Optimization for Increasing Sustainability

Thanks to how AI is evolving and optimizing operations, smarter software support systems have become instrumental in ensuring airport aprons accommodate all arriving and departing aircrafts without delay; a great advantage in helping not only to increase customer satisfaction but also in saving on fuel costs and in reducing CO2 emissions. In fact, transformational AI software support systems have proven to be an indispensable component for sustainability initiatives deployed by airlines, airports, and ground handlers.

When an aircraft arrives at an airport, it must be able to park at an available gate or stand swiftly. A lot goes on behind the scenes to make this happen. Once parked, the aircraft must be unloaded and reloaded with passengers and baggage as quickly as possible. With AI-based software support systems, all of this happens like clockwork so that the aircraft can take off again without delaying other arriving or departing flights.

That being said, the responsible use of AI is crucial. That’s why INFORM put Responsible AI Guidelines into place for the purposes of ensuring trustworthy AI. For instance, AI-centric systems should enrich both users and society and avoid negative effects such as biases or misinformation. The role of AI should only ever be supportive. It is important that its results should be verifiable at any time and humans should always have ultimate responsibility and final say. In addition, AI should always be geared towards human and corporate goals and values.

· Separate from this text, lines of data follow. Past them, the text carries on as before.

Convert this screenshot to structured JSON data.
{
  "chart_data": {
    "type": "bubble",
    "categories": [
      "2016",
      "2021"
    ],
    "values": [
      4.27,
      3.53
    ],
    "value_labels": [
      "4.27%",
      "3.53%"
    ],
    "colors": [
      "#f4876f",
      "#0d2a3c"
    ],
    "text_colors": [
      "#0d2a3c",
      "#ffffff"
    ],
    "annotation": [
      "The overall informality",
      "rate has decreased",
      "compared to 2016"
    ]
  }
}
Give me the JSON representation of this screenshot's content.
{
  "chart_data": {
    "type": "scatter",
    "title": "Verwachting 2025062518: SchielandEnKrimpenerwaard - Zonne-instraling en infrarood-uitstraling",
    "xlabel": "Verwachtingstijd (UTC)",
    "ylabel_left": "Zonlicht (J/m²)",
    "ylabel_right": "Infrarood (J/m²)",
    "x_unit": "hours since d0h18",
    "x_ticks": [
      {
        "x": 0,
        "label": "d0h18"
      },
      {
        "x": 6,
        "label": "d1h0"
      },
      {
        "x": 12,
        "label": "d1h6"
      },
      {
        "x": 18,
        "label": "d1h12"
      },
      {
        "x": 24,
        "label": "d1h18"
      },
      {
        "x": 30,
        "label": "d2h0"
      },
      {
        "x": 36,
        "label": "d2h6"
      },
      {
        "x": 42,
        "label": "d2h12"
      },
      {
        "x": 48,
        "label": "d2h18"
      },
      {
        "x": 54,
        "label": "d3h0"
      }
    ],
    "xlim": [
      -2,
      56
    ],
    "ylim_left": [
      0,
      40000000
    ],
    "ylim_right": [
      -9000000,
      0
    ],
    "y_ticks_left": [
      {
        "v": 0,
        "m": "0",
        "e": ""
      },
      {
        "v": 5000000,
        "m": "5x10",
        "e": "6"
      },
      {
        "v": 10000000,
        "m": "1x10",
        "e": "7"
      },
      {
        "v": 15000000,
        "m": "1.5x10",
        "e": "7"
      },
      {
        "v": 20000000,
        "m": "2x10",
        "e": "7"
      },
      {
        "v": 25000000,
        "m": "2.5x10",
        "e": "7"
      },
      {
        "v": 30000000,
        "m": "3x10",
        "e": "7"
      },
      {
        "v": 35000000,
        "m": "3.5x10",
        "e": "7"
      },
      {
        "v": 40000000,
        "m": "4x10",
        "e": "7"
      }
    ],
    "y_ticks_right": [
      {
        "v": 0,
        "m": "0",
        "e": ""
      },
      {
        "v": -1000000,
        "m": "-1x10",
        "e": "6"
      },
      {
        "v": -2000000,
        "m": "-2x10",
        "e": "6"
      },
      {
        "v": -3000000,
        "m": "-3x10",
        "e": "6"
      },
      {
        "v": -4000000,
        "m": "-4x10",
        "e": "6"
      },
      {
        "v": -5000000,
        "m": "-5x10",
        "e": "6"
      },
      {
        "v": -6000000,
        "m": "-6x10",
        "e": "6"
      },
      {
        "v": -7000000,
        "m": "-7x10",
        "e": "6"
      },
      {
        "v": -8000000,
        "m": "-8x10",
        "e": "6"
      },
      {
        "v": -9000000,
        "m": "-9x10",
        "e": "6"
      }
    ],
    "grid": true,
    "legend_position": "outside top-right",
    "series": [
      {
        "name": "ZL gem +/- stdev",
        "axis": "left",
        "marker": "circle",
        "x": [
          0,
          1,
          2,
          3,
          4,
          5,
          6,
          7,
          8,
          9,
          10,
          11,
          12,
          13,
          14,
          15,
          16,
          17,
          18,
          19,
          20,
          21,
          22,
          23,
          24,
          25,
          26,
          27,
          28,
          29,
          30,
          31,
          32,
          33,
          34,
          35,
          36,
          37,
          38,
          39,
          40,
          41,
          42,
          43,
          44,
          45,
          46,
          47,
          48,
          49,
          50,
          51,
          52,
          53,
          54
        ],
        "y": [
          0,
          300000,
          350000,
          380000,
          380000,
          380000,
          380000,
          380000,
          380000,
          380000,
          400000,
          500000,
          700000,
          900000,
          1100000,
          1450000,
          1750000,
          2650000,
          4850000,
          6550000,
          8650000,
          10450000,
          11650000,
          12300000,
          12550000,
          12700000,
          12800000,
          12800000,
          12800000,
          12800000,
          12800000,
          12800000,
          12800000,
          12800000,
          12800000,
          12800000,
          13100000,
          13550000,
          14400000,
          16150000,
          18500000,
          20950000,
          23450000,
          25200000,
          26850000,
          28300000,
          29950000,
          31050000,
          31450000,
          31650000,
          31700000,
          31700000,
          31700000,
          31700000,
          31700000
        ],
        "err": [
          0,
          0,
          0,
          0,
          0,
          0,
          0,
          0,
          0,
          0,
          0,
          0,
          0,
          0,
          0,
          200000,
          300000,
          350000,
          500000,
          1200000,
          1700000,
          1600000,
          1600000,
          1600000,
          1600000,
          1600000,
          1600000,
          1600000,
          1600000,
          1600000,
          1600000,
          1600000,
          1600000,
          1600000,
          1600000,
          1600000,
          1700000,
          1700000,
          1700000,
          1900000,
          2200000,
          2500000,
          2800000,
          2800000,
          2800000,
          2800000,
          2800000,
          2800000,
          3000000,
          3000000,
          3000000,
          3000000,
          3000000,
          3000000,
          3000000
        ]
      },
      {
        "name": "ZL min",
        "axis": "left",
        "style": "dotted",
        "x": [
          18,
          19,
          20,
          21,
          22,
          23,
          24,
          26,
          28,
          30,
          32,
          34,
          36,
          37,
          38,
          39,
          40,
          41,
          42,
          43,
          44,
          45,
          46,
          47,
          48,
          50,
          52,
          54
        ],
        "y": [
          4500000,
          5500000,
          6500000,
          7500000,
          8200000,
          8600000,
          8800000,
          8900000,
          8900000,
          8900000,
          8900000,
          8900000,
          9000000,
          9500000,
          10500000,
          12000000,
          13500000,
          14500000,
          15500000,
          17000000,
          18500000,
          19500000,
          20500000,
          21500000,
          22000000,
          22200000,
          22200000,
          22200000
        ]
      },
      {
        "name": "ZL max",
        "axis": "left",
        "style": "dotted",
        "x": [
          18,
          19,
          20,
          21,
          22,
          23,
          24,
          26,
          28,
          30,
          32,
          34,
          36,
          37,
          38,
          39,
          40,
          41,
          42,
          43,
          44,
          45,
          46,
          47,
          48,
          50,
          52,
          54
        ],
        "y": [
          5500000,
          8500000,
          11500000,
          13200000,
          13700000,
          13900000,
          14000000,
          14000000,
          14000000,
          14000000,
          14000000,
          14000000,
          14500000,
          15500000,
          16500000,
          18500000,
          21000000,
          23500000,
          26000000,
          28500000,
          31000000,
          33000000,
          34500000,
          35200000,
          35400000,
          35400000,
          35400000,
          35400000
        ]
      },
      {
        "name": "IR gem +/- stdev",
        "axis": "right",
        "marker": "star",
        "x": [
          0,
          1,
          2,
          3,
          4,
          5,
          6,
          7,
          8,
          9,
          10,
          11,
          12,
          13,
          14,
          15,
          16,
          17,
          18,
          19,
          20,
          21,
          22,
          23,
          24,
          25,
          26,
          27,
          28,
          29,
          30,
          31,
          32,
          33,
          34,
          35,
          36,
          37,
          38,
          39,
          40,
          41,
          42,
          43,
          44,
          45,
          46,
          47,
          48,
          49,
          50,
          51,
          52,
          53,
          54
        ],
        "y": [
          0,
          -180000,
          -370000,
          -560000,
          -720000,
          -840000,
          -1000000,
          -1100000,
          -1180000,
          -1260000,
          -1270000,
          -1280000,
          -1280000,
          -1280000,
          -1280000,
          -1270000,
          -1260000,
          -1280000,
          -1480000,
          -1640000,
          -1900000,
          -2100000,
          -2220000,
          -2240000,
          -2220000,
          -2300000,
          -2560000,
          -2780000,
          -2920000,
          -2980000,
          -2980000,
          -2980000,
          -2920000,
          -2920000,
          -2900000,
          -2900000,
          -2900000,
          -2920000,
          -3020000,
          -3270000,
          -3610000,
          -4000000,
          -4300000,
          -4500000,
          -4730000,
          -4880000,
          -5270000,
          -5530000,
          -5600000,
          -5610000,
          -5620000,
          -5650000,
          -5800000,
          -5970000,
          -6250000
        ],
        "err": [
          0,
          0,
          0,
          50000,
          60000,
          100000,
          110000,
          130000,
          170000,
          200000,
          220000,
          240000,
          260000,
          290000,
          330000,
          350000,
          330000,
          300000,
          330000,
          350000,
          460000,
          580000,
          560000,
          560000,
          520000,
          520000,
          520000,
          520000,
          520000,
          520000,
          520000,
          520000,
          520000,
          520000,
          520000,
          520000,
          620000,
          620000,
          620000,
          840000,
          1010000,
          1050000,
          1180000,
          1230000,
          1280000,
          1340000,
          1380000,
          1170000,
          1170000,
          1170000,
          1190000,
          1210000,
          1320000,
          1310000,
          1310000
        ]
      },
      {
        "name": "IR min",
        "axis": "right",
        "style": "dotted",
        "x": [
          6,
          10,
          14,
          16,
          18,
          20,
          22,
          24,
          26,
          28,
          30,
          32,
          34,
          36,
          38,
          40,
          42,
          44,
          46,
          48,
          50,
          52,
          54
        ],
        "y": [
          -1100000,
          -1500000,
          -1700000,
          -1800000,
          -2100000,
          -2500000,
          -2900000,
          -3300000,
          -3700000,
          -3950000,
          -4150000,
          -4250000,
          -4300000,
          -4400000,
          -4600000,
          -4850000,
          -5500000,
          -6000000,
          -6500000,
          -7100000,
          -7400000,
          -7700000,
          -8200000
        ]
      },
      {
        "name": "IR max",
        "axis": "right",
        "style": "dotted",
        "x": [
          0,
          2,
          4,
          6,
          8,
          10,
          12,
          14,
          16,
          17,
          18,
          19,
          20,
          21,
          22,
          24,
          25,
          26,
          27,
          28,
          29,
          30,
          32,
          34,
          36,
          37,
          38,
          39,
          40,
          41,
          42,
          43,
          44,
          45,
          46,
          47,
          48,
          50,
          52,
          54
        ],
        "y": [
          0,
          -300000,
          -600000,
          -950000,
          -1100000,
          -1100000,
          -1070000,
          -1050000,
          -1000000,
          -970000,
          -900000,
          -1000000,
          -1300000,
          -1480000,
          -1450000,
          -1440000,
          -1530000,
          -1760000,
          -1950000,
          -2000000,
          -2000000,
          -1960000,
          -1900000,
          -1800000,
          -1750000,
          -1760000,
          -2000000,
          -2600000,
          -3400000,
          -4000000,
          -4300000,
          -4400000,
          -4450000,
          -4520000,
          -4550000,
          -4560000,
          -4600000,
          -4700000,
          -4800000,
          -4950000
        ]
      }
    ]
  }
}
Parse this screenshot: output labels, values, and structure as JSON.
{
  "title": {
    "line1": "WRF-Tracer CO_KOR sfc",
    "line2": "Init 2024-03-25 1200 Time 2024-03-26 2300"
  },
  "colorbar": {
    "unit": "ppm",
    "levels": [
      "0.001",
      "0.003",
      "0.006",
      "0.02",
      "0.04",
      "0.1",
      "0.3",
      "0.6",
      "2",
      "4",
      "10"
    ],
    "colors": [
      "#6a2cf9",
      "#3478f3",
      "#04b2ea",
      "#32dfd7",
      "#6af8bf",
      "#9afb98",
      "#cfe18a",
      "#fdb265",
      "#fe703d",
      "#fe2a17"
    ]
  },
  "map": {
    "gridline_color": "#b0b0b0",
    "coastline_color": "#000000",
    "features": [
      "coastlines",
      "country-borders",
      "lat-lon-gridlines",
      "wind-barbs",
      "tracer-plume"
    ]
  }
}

Sustainability initiatives often go hand-in-hand with efficiency improvements. By working together, ground handlers, airlines and airports can achieve significant progress towards their sustainability goals by taking a more collaborative approach and utilizing AI-based software as a path to a greener aviation industry.

About the Author

Uschi Schulte-Sasse | Senior Vice President, Aviation Division for INFORM GmbH

Uschi Schulte-Sasse is Senior Vice President, Aviation Division for INFORM GmbH – Optimization Software in Aachen, Germany. In this role, she applies broad skills in the oversight of key areas ranging from business strategy, product development and project management to sales, marketing and customer service. Schulte-Sasse’s INFORM aviation project experience dates back to 1991, with over 25 years of experience specifically in ground handling optimization solutions. She holds a Dipl.-Kff, Economics from Fernuni Hagen, and a MatSE (Mathematical Technical Software Developer degree), Software Engineering from Aachen University. Her love of aircraft and airports began in childhood with her father serving as a pilot and the family moving internationally from one airport to another.